Ringfort (Rath), Carrowkeribly, Co. Mayo
Co. Mayo |
Ringforts
Tucked into a north-south ridge in County Mayo, this oval earthwork carries within its boundary something that sets it apart from the thousands of similar enclosures scattered across Ireland: a children's burial ground, occupying the south-west quadrant of the interior.
The combination is quietly unsettling, layering two very different chapters of Irish history onto the same ground.

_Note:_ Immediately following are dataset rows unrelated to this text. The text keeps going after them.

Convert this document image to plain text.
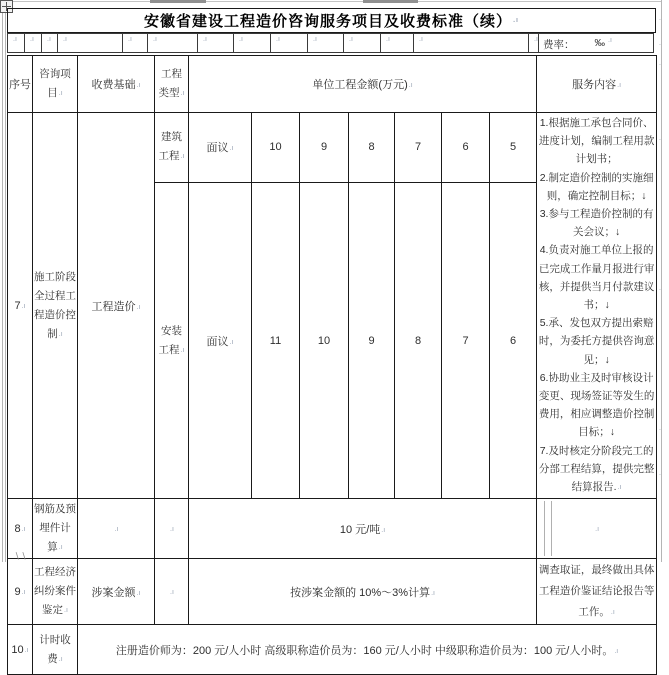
安徽省建设工程造价咨询服务项目及收费标准（续） .ı
.ı	.ı	.ı	.ı	.ı	.ı	.ı	.ı	.ı	.ı	.ı	.ı	.ı	.ı 费率： ‰ .ı
序号	咨询项目.ı	收费基础.ı	工程类型.ı	单位工程金额(万元).ı							服务内容.ı
7.ı	施工阶段全过程工程造价控制.ı	工程造价.ı	建筑工程.ı	面议.ı	10	9	8	7	6	5	
1.根据施工承包合同价、进度计划，编制工程用款计划书；
2.制定造价控制的实施细则，确定控制目标；↓
3.参与工程造价控制的有关会议；↓
4.负责对施工单位上报的已完成工作量月报进行审核，并提供当月付款建议书；↓
5.承、发包双方提出索赔时，为委托方提供咨询意见；↓
6.协助业主及时审核设计变更、现场签证等发生的费用，相应调整造价控制目标；↓
7.及时核定分阶段完工的分部工程结算，提供完整结算报告..ı

			安装工程.ı	面议.ı	11	10	9	8	7	6	
8.ı	钢筋及预埋件计算.ı	.ı	.ı	10 元/吨.ı							.ı
9.ı	工程经济纠纷案件鉴定.ı	涉案金额.ı	.ı	按涉案金额的 10%～3%计算.ı							调查取证，最终做出具体工程造价鉴证结论报告等工作。.ı
10.ı	计时收费.ı	注册造价师为：200 元/人小时 高级职称造价员为：160 元/人小时 中级职称造价员为：100 元/人小时。.ı									
.
.
.
.
.
.
.
∖∖
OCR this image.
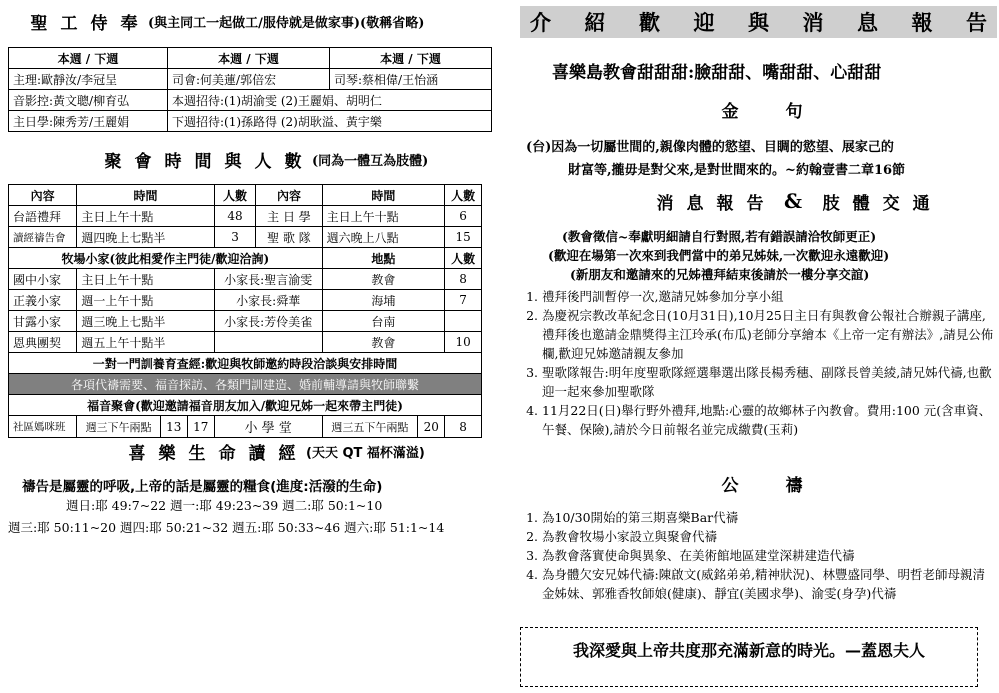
聖 工 侍 奉 (與主同工一起做工/服侍就是做家事)(敬稱省略)
本週 / 下週	本週 / 下週	本週 / 下週
主理:歐靜汝/李冠呈	司會:何美蓮/郭倍宏	司琴:蔡相偉/王怡涵
音影控:黃文聰/柳育弘	本週招待:(1)胡渝雯 (2)王麗娟、胡明仁	
主日學:陳秀芳/王麗娟	下週招待:(1)孫路得 (2)胡耿溢、黃宇樂	
聚 會 時 間 與 人 數 (同為一體互為肢體)
內容	時間			人數	內容	時間		人數
台語禮拜	主日上午十點			48	主 日 學	主日上午十點		6
讀經禱告會	週四晚上七點半			3	聖 歌 隊	週六晚上八點		15
牧場小家(彼此相愛作主門徒/歡迎洽詢)						地點		人數
國中小家	主日上午十點			小家長:聖言渝雯		教會		8
正義小家	週一上午十點			小家長:舜華		海埔		7
甘露小家	週三晚上七點半			小家長:芳伶美雀		台南		
恩典團契	週五上午十點半					教會		10
一對一門訓養育查經:歡迎與牧師邀約時段洽談與安排時間								
各項代禱需要、福音探訪、各類門訓建造、婚前輔導請與牧師聯繫								
福音聚會(歡迎邀請福音朋友加入/歡迎兄姊一起來帶主門徒)								
社區媽咪班	週三下午兩點	13	17	小 學 堂		週三五下午兩點	20	8
喜 樂 生 命 讀 經 (天天 QT 福杯滿溢)
禱告是屬靈的呼吸,上帝的話是屬靈的糧食(進度:活潑的生命)
週日:耶 49:7~22 週一:耶 49:23~39 週二:耶 50:1~10
週三:耶 50:11~20 週四:耶 50:21~32 週五:耶 50:33~46 週六:耶 51:1~14
介 紹 歡 迎 與 消 息 報 告
喜樂島教會甜甜甜:臉甜甜、嘴甜甜、心甜甜
金	句
(台)因為一切屬世間的,親像肉體的慾望、目睭的慾望、展家己的
財富等,攏毋是對父來,是對世間來的。~約翰壹書二章16節
消 息 報 告 & 肢 體 交 通
(教會徵信~奉獻明細請自行對照,若有錯誤請洽牧師更正)
(歡迎在場第一次來到我們當中的弟兄姊妹,一次歡迎永遠歡迎)
(新朋友和邀請來的兄姊禮拜結束後請於一樓分享交誼)
1. 禮拜後門訓暫停一次,邀請兄姊參加分享小組
2. 為慶祝宗教改革紀念日(10月31日),10月25日主日有與教會公報社合辦親子講座,禮拜後也邀請金鼎獎得主江玲承(布瓜)老師分享繪本《上帝一定有辦法》,請見公佈欄,歡迎兄姊邀請親友參加
3. 聖歌隊報告:明年度聖歌隊經選舉選出隊長楊秀穗、副隊長曾美綾,請兄姊代禱,也歡迎一起來參加聖歌隊
4. 11月22日(日)舉行野外禮拜,地點:心靈的故鄉林子內教會。費用:100 元(含車資、午餐、保險),請於今日前報名並完成繳費(玉莉)
公	禱
1. 為10/30開始的第三期喜樂Bar代禱
2. 為教會牧場小家設立與聚會代禱
3. 為教會落實使命與異象、在美術館地區建堂深耕建造代禱
4. 為身體欠安兄姊代禱:陳啟文(威銘弟弟,精神狀況)、林豐盛同學、明哲老師母親清金姊妹、郭雅香牧師娘(健康)、靜宜(美國求學)、渝雯(身孕)代禱
我深愛與上帝共度那充滿新意的時光。—蓋恩夫人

The enclosure itself measures roughly 50 metres north to south and 40 metres east to west, and follows the form of a rath, the Irish term for a ringfort, a type of enclosed farmstead typically dating to the early medieval period, roughly 500 to 1000 AD. On the western side, the defining bank is broad and low, around 6.6 metres wide, with some rough stone facing visible on both its inner and outer surfaces. On the eastern half this bank diminishes to a scarp, a simple slope cut into the ground rather than a built-up mound. A narrow ditch runs along the outside of the bank at the north-west, though at only 1.4 metres wide and 0.2 metres deep it seems oddly slight relative to the bank itself, and may have been added later; it does not continue around the rest of the circuit. A two-metre gap in the bank at the north likely marks the original entrance. The interior is level, and the bank's outer edge is thickly grown over with blackthorn, hawthorn, and brambles. To the east, the ridge looks out over pastureland; to the west, a broad stretch of bog opens up below. The children's burial ground within the south-west quadrant belongs to a tradition, practised in Ireland well into the twentieth century, of burying unbaptised infants in liminal or ancient places, set apart from consecrated ground. Ringforts were frequently chosen for this purpose, their age and ambiguity lending them a kind of sanctity outside the official church.